The Macro: Mass Tort Litigation Runs on Manual Document Review
I want to explain why class action law is one of the best verticals for AI, and why almost nobody is building for it. A typical mass tort case, the kind where thousands of people sue a pharmaceutical company or a medical device manufacturer, starts with the same painful process. Lawyers need to determine which plaintiffs actually qualify. That means reading medical records, prescription histories, surgical reports, and insurance documents for every single claimant.
A mid-size mass tort might have 5,000 plaintiffs. Each plaintiff might have 200 to 500 pages of records. That is over a million pages of documents that need to be read, categorized, and cross-referenced against specific legal criteria. Does this patient have proof they used the drug during the relevant time period? Do their medical records show the specific injury the lawsuit covers? Is there a pre-existing condition that weakens the claim?
Law firms throw paralegals at this problem. Dozens of them. It takes months. It costs millions. And the accuracy is inconsistent because human reviewers get tired and miss things on page 347 of a medical file. The firms that handle the biggest mass torts, Napoli Shkolnik, Motley Rice, Weitz Luxenberg, they all deal with this bottleneck. It is the unglamorous core of their business.

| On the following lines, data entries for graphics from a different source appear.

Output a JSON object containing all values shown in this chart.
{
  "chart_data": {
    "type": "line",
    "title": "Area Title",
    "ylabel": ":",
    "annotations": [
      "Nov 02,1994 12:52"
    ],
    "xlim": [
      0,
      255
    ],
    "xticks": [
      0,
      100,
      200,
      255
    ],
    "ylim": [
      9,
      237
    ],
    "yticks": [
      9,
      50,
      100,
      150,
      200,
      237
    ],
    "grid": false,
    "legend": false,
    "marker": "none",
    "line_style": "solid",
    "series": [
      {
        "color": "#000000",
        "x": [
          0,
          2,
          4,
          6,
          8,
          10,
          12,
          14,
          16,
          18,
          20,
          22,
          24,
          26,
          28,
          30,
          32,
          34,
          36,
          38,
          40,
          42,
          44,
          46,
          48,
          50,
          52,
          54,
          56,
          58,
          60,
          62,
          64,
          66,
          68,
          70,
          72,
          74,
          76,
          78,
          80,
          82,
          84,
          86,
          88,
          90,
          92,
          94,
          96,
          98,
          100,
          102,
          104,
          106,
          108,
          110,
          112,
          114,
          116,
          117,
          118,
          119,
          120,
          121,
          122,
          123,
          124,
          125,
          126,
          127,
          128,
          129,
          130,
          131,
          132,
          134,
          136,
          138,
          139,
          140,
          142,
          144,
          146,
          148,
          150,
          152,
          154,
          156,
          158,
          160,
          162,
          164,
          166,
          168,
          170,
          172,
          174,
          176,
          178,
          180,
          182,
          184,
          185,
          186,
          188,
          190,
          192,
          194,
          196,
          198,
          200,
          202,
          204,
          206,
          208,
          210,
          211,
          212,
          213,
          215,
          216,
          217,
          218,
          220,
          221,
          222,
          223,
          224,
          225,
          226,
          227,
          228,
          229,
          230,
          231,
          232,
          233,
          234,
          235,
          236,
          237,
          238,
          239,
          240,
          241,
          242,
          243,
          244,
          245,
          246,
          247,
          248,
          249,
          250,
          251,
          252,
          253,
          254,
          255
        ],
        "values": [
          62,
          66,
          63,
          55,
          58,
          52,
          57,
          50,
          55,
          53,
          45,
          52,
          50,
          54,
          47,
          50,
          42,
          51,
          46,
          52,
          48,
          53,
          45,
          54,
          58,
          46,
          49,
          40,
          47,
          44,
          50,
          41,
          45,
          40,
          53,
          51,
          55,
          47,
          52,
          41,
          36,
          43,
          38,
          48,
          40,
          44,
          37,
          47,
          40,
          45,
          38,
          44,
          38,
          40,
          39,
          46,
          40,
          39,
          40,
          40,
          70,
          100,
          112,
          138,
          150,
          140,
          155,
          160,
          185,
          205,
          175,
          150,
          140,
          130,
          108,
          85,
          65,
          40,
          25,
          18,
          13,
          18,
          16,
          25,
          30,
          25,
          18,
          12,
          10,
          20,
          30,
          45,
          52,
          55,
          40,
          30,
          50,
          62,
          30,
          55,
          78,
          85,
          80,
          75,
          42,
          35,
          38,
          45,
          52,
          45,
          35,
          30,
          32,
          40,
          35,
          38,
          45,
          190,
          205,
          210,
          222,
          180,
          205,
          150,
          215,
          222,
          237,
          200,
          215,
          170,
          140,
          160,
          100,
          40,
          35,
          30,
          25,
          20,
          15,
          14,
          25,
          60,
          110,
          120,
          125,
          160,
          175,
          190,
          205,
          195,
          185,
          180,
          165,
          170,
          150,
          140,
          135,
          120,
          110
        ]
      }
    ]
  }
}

The legal AI market has attracted a lot of attention, but most of it focuses on the wrong parts of the workflow. Harvey targets corporate law. EvenUp focuses on personal injury demand letters. CaseText, before it was acquired, did legal research. Clio handles practice management. Nobody is focused specifically on the mass tort document review pipeline, which is where the largest volume of documents meets the most repetitive analysis.
The reason this vertical is so good for AI is that the work is structured and high-volume. You are not asking the model to argue a case or predict a verdict. You are asking it to read a document, extract specific data points, and match them against defined criteria. That is exactly the kind of task where AI outperforms humans by orders of magnitude.
The Micro: Two Brothers, Two of the Biggest Law Firms
Kalinda processes medical, pharmaceutical, and product records for class action law firms. It extracts proof of use, proof of injury, and other case-qualifying data points from documents, then aggregates and correlates the results against lawsuit criteria. The system processes thousands of pages in parallel, turning months of paralegal work into hours.
Sayan Bhatia is CEO and Sohil Bhatia is CTO. They are brothers, based in San Francisco, part of Y Combinator’s Summer 2025 batch with a two-person team. Brother co-founder pairs tend to either work exceptionally well or blow up spectacularly, and in legal tech the track record skews positive because trust and communication overhead is low.
The numbers are concrete. Kalinda has processed over 600,000 pages of records to date. They have live deployments with two of the largest plaintiff law firms in the United States. That is not a pilot or a proof of concept. That is production usage with firms that handle billions of dollars in litigation.
The product does something specific and does it well. You give it a stack of medical records and a set of qualifying criteria. It reads every page, identifies relevant data points, and produces a structured report showing which claimants qualify and why. The “why” part matters because attorneys need to cite specific evidence when presenting cases. A summary that says “this patient qualifies” is useless without the page numbers, dates, and medical codes that support the conclusion.
What I find compelling about Kalinda is the narrowness of the focus. They are not trying to be a general-purpose legal AI. They are not building a chatbot that answers legal questions. They are solving one specific, expensive, high-volume problem for one specific type of law firm. That kind of focus tends to produce products that actually work versus products that demo well and disappoint in production.
The Verdict
Kalinda has found a vertical where AI creates genuine, measurable ROI. If a law firm spends $2 million and six months on document review for a mass tort, and Kalinda can do the same work in a week at a fraction of the cost, the sales conversation is short. The value proposition does not require any imagination.
The risk is the sales cycle. Enterprise sales to law firms are notoriously slow. Lawyers are conservative buyers. They need to trust that the AI is not going to miss a qualifying plaintiff, because missed plaintiffs mean lost revenue. The fact that Kalinda already has two major firms in production suggests they have cleared the trust hurdle with at least some buyers.
In thirty days, I want to know whether those two firm deployments are expanding to additional cases or staying limited to a single matter. Sixty days, the question is whether they can close a third major firm and prove the sales process is repeatable. Ninety days, I want to see error rate data. How often does Kalinda miss something a human reviewer would catch? If that number is below human error rates, the product sells itself. If it is above, they have a quality problem that no amount of sales effort can overcome. The fundamentals here are strong. Legal tech is littered with companies that built impressive demos and could not close deals. Kalinda already has deals closed. That is the difference.